Dans La critique et la conviction, Paul Ricœur avoue sa foi sur un ton presque intime: «Que Dieu, à ma mort, fasse de moi ce qu’il voudra. Je ne réclame rien. Je ne réclame aucun ‘après’». Il poursuit: «Je reporte sur les autres, mes survivants, la tâche de prendre la relève de mon désir d’être, de mon effort pour exister, dans le temps des vivants» (12). C’est une déclaration étrange et qui dérange! N’est-elle pas l’illustration percutante de ce que je viens de dire à la suite de Bernard Cottret? Vous voulez changer le rapport des vivants à leur vie? Commencez par modifier leurs représentations de la mort et de toute son économie. Ce que nous confie Ricœur est un concentré d’une foi inouïe. Sa confidence tient toute entière dans un double report: Dieu fera. Les autres, mes survivants, seront témoins. Confiance en Dieu. Espérance dans les autres. Aucune réclamation. Aucun paradis à mériter ni à démériter.

Si Tobit avait pu nourrir les affamés, mettre à l’abri celles et ceux qui étaient livrés aux logiques de dégradation sociale et de mort; s’il avait veillé à la dignité des corps sans vie, exposés aux chiens errants ou aux chacals, ce n’était certainement pas pour un au-delà, pour se préserver un espace dans l’au-delà, un marabout ou mausolée éternel.

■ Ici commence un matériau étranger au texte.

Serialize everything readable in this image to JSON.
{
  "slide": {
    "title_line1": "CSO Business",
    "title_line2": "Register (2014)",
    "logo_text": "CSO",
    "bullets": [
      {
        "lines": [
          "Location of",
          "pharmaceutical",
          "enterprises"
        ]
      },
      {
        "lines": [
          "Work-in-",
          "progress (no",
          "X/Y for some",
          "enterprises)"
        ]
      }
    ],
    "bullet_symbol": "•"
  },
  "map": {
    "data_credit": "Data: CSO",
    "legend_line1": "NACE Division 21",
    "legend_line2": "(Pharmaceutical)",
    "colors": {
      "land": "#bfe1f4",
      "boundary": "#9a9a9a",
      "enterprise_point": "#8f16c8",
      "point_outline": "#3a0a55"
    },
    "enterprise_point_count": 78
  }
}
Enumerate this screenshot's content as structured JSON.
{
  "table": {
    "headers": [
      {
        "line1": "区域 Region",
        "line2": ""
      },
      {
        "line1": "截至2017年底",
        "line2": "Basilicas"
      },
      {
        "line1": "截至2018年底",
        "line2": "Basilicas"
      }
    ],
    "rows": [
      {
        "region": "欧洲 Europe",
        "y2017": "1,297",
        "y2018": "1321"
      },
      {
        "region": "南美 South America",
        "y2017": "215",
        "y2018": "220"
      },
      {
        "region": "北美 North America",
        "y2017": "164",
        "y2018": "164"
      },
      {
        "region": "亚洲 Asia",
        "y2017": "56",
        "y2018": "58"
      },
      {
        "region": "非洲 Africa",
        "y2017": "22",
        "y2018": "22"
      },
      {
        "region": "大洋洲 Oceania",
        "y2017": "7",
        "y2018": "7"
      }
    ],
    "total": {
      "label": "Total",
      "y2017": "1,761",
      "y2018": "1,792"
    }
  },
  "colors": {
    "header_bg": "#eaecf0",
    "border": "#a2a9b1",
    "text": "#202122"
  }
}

«Laisse les morts… toi, va annoncer le règne de Dieu», complète Luc. Et c’est la raison pour laquelle, juste avant la citation de Paul Ricœur que je viens de commenter, lui-même précisait son intuition théologique: «…Ma position à l’égard de la survie personnelle est en plein accord avec mon interprétation de la résurrection du Christ. C’est sous le signe de cette résurrection, qui unit le don de sa propre vie et le service des autres, que je place la présente spéculation».

 

Illustration: Robben Island au large du Cap (photo South African Tourism, CC BY 2.0)

(1) Nelson Mandela, Un long chemin vers la liberté, Le Livre de poche, Fayard, 1995, pp. 590-591.
(2) ‘Sens et significations des rites funéraires’, Louis-Vincent Thomas, Thanatofrance, 2009.
(3) Célestin Monga, Nihilisme et négritude, PUF, 2010.
(4) ‘Sens et significations’, op.cit.
(5) Ibid.
(6) Delphine Horvilleur, Vivre avec nos morts, Grasset, 2021, pp.83-84.
(7) Cité par Louis Vincent Thomas dans ‘Signes et significations’, op.cit.
(8) C’est pourquoi la profanation des tombes est une déclaration symbolique de guerre, le fait de libérer les réserves de haine, de revendiquer une hostilité au-delà de l’humiliation.
(9) Andrew Curry, ‘Au Moyen-Âge, les épidémies ont nourri la peur des morts-vivants’, National Geographic.
(10) Traduction Nouvelle français courant.
(11) Bernard Cottret, Calvin, JC Lattès, 1995.
(12) Paul Ricœur, La critique et la conviction, entretien avec François Azouvi et Marc de Launay, Hachette (Pluriel), Calmann-Lévy, 1995, p.239.